Thanks for sharing, Michelle
Well you’re good at it so keep writing ?✍
Perhaps Frank had a “knock on the noggin”
https://mymovie2015.wordpress.com/
Sorry I waited so long to add my comment, but here it is.
During my outpatient rehab sessions as it became apparent that I would have to find a job and, of course attend interviews my therapists came up with a plan and beside advising me on what I could or could not disclose to a prospective employer. Once I indicated that if asked I would tell them about my brain injury, they then walked me through the different scenarios and gave me practice sessions on how I could tell them and made me practice the wording of how I wanted to say it. Fortunately I have not had the need, so far, to put the practice to use
Your therapists do sound brilliant. I genuinely thought I would be fine and was surprised that I didn’t hold it together. But if I’d done some role plays I might have seen what works and what doesn’t.

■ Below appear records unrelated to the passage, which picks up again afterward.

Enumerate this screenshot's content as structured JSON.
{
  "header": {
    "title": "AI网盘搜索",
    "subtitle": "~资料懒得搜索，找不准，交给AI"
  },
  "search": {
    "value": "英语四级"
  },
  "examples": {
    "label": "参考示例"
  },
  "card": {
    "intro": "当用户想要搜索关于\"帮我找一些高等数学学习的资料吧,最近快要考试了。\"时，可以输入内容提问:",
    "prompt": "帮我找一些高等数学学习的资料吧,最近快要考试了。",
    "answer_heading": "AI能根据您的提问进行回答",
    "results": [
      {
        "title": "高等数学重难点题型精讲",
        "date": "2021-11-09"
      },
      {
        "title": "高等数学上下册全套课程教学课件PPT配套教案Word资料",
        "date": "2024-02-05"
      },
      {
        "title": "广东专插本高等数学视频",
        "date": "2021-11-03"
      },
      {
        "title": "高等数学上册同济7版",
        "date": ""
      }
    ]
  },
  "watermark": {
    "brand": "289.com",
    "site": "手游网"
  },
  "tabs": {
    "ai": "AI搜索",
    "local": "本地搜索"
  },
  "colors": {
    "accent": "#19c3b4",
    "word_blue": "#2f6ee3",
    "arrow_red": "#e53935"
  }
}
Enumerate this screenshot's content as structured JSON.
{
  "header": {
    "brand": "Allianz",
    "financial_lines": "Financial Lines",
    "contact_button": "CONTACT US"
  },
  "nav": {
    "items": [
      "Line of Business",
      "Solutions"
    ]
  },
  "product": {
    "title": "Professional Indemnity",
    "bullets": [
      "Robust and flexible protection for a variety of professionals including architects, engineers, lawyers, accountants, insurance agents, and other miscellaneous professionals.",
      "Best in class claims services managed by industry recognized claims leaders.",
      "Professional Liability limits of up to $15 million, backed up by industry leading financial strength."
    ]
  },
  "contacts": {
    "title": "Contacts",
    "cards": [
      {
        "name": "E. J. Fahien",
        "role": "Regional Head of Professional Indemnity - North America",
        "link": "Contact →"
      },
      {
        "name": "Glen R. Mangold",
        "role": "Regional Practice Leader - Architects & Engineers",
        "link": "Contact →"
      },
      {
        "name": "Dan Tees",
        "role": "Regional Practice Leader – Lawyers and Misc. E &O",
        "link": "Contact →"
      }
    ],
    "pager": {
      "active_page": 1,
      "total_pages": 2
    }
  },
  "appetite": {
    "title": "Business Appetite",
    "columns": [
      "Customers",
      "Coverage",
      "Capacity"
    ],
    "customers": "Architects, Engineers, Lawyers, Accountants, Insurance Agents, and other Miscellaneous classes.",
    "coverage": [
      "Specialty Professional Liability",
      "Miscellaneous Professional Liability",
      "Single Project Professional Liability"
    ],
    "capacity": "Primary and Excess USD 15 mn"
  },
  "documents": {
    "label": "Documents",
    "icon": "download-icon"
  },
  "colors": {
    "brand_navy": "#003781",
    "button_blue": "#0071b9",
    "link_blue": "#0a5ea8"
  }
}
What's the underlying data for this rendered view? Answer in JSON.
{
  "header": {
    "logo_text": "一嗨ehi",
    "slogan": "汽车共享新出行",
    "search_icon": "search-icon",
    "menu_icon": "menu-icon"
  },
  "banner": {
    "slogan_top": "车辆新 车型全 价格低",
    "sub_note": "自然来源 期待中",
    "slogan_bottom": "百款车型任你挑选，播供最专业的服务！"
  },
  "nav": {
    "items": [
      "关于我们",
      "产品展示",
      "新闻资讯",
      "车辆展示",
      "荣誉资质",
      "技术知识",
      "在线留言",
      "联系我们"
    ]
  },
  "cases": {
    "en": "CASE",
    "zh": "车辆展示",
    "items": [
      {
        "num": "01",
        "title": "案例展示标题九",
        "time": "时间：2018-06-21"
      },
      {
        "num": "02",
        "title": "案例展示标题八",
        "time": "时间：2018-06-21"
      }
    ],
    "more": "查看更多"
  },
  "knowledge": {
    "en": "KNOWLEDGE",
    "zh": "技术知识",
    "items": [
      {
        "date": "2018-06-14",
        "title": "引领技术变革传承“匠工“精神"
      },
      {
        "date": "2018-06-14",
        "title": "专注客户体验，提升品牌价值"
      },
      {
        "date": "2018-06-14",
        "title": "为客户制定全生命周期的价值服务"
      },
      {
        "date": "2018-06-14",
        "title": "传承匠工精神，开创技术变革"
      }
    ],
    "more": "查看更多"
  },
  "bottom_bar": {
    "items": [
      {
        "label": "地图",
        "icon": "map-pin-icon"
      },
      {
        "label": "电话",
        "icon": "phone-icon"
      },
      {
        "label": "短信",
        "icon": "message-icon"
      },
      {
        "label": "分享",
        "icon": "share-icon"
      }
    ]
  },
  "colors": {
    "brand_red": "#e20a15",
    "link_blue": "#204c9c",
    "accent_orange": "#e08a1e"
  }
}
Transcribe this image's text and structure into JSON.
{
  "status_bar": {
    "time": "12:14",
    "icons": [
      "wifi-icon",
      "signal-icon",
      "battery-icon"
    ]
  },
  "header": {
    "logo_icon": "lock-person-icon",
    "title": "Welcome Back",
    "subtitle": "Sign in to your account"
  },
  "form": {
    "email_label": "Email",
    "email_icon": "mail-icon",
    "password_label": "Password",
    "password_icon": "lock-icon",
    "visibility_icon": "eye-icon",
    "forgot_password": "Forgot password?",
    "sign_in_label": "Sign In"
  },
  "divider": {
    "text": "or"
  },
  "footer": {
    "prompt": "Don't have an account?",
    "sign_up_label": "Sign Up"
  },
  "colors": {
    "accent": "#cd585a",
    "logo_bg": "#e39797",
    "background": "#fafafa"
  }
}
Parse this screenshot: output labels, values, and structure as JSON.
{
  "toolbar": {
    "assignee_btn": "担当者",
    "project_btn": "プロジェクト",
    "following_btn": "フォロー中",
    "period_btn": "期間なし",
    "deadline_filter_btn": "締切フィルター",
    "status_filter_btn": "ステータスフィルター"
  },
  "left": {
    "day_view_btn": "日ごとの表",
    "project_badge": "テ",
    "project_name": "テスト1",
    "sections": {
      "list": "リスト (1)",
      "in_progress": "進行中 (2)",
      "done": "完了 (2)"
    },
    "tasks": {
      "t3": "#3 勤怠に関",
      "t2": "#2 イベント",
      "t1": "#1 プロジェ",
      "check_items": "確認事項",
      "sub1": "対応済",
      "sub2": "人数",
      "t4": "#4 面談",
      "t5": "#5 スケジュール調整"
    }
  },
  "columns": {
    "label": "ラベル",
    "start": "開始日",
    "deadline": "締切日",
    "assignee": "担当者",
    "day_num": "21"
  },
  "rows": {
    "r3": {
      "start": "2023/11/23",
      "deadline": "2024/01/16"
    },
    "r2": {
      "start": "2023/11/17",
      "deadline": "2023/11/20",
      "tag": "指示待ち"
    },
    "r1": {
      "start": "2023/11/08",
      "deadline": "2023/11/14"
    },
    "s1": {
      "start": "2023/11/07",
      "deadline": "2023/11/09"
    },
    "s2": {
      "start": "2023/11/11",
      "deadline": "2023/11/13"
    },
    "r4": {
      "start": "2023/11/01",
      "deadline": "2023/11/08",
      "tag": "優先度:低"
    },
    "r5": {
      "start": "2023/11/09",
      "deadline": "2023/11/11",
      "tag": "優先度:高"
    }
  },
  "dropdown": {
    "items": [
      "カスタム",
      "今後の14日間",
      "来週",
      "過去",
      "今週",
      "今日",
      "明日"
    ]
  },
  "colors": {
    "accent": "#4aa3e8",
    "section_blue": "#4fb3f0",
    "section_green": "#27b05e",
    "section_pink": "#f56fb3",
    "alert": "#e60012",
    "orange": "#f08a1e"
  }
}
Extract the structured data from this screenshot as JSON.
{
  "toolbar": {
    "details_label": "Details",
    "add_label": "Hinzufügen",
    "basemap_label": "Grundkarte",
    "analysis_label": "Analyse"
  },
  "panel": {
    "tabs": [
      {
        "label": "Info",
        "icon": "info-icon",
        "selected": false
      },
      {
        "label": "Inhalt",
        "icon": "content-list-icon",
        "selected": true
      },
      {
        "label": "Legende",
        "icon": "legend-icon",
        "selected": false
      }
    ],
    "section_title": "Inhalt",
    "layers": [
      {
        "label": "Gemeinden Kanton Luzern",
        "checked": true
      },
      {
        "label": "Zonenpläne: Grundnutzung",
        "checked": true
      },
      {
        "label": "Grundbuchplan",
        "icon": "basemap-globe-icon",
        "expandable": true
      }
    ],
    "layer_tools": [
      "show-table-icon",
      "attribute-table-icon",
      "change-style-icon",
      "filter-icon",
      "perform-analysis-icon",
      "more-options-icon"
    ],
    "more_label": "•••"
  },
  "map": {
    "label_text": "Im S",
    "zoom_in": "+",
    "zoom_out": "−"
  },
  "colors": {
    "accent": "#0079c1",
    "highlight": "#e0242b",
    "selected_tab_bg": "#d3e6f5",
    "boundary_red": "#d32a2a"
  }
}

My TIA was actually 3 years ago tomorrow. Though I am still, and have been, impaired cognitively as well as the invisible physical deficits such as numbness, loss of sensation; and balance. I have been ignoring my rehabilitation, living with friends and family this whole time. Obviously I want my life back. I interviewed for a paraeducator job a month ago and had a similar experience. I answered questions well and they liked my resume, but at one point during the interview I went completely blank and could answer no further questions without taking several minutes to come up with something to say. Needless to say, I received the “thanks anyway” email. I am completely stuck.
You might find that practice will lessen the effects. Or maybe it’s not quite the right time yet. Don’t be disheartened. Whilst I still haven’t passed an interview, that’s because I haven’t tried since. 3 years still is early so just chalk it up to experience.
As an employer, I would not think differently (negatively) about someone who cried in the interview. I would take that as part of being human and if I thought they could excel in the job Id want to know how we as a company could help them fulfil the role. I know that people with disabilities often work harder than those without disabilities as they are worried about not being able to work at all. I know not all employers are like this, but would you really want to work for someone who didnt take into account all of what you were bringing to the table? You need someone to see what you are bringing and for them to want to work with that.
Yes Kelly I completely agree with you! Afterall, the interview process isn’t just for the employer to decide if you are right for them, it’s for you to decide if they are right for you. Ultimately I’m pleased that I didn’t get the job, I wasn’t ready. I didn’t understand how ill I still was and felt “unjustified” at remaining unemployed. With hindsight I now realise how wrong this was and that my healing had to come first. Perhaps the interviewer could see this and was doing me a favour by turning me down and making me reevaluate my situation.